My current work requires keeping track of more than a dozen live websites and making sure that their versions are kept up to date. We have employed a small Go program to make this possible, which enable us to scrape the generator meta tags on the websites and thereby get the version number1.

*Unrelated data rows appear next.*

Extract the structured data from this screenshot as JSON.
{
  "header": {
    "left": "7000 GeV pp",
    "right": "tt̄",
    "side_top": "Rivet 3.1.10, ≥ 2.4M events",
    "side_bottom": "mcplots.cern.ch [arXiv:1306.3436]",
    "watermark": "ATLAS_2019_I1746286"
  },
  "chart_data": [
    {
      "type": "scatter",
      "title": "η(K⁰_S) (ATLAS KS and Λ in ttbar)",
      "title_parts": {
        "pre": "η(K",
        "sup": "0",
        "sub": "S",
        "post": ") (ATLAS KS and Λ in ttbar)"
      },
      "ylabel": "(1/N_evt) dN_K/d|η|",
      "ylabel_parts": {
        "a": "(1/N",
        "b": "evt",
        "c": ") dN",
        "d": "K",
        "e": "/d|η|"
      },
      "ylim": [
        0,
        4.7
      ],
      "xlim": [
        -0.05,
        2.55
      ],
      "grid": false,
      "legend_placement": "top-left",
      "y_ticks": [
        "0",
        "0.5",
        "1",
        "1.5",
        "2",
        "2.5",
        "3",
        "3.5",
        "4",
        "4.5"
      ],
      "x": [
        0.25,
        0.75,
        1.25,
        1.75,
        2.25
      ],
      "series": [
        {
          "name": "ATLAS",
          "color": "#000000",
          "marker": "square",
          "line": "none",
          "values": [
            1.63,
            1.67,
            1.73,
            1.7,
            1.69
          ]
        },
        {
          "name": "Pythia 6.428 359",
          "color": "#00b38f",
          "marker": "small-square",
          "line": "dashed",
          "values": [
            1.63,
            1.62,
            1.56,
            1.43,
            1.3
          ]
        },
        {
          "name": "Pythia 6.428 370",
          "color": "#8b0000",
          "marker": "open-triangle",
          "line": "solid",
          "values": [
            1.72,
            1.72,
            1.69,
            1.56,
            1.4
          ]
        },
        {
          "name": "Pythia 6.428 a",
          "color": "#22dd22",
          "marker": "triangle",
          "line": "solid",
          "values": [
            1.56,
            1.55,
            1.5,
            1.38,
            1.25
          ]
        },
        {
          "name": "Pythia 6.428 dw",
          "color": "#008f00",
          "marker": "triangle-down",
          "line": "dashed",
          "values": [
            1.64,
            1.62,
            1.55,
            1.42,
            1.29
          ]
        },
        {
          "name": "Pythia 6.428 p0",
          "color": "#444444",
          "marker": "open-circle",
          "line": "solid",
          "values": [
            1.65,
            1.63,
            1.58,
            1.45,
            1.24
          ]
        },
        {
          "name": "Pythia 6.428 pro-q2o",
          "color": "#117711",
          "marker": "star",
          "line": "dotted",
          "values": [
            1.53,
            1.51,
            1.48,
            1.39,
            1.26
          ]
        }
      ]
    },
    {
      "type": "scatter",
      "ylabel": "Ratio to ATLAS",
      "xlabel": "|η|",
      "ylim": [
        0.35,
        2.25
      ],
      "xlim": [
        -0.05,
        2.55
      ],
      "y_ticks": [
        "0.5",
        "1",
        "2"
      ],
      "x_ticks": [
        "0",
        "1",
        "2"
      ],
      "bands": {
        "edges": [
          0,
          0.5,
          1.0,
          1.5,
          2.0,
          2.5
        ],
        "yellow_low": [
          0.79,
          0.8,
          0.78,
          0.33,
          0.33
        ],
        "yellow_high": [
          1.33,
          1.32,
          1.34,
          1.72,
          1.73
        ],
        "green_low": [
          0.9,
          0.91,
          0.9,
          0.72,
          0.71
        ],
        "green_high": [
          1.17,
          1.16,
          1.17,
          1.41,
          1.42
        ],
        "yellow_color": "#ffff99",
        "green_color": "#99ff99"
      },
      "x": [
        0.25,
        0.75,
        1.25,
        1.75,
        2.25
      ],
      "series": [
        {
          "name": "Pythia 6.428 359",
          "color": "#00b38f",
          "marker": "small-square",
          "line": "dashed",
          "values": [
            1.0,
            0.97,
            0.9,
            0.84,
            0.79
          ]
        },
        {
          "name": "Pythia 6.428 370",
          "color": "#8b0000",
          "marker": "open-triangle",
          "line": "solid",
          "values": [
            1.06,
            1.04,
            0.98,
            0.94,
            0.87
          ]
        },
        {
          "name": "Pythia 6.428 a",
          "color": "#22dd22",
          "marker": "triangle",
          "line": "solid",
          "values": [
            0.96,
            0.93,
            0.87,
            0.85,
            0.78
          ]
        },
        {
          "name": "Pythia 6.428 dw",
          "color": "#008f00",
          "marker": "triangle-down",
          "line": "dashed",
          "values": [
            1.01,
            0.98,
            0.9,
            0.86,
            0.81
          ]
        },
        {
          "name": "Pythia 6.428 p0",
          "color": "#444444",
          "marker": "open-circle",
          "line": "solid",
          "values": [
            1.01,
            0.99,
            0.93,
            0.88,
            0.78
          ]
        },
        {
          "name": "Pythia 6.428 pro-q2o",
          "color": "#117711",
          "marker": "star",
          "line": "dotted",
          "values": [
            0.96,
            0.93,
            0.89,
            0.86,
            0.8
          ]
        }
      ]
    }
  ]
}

The code is simple and uses Goroutines to let us concurrently connect to the sites. The code we use in prod is a bit more specialised, but I've reproduced a version that captures the essentials below:
package main
import (
"encoding/json"
"io/ioutil"
"net/http"
"os"
"regexp"
"time"
)
// Site type holds information about sites
type Site struct {
Name, URL, Version, TimeTaken string
}
var sites = []Site{
{"Site A", "https://a.web.site", "N/A", ""},
{"Site B", "https://b.web.site", "N/A", ""},
{"Site C", "https://c.web.site", "N/A", ""},
}
// Parser type holds information about the parsing
type Parser struct {
url, body string
}
func (p *Parser) setURL(url string) {
p.url = url
p.body = ""
}
Site
is simply a struct that holds info about the particular site, and fields
to capture the version and the time taken to do the scrape2.
We've initialised a slice of sites with the URLs we need to scrape.
The Parser
simply encapsulates parsing behaviour, and has two more methods,
reproduced below. For each scrape, we initialise a new parser.

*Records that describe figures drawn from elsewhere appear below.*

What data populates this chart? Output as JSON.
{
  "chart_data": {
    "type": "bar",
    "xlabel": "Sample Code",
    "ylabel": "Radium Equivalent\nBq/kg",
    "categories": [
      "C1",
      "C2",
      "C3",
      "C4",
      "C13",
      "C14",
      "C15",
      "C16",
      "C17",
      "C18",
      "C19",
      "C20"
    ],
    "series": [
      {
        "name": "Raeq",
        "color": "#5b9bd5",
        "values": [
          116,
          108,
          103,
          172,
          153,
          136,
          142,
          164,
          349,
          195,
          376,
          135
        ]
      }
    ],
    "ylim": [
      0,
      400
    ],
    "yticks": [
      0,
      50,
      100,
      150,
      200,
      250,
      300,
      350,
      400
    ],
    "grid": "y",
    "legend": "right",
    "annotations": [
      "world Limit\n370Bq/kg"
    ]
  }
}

func (p *Parser) getMatches(regexString string, index int) string {
regex, _ := regexp.Compile(regexString)
matches := regex.FindStringSubmatch(p.body)
if len(matches) == index+1 {
return matches[index]
}
return "N/A"
}
func (p *Parser) getVersion() string {
res, err := http.Get(p.url)
if err != nil {
return "Fetch Error"
}
body, err := ioutil.ReadAll(res.Body)
res.Body.Close()
if err != nil {
return "Parse Error"
}
p.body = string(body)
return p.getMatches("(<meta name=\"generator\" content=\")([^\"]+)", 2)
}
getVersion()
simply gets and reads the page body, and getMatches()
is a method
to try and match the generator tag regex and return the value of the tag.
Now, we get to the main function and the getSiteVersion()
goroutine:
func getSiteVersion(key int, done chan<- bool) {
start := time.Now() // to check the time taken
site := Parser{}
site.setURL(sites[key].URL)
sites[key].Version = site.getVersion()
sites[key].TimeTaken = time.Since(start).String()
done <- true
}
func main() {
done := make(chan bool)
for index := range sites {
go getSiteVersion(index, done)
}
for i := 0; i < len(sites); i++ {
<-done
}
enc := json.NewEncoder(os.Stdout)
enc.Encode(sites)
}
getSiteVersion()
gets called in a loop, initialises the Parser, does the scrape,
and does simple time keeping of how long a scrape takes. We don't use a mutex
when accessing the sites
slice here because each element is only accessed by one
Goroutine, but if this was not the case a mutex would be essential here.
In main()
, we're simply using a channel called done
to make sure all the
Goroutines are done executing before we quit the application, and as a final step
we output the sites
slice as JSON. As an alternative, a WaitGroup can be used.
This is sadly the only piece of Go code I have written at for work, but it does
its job admirably, and I would highly recommend Go for tasks like these.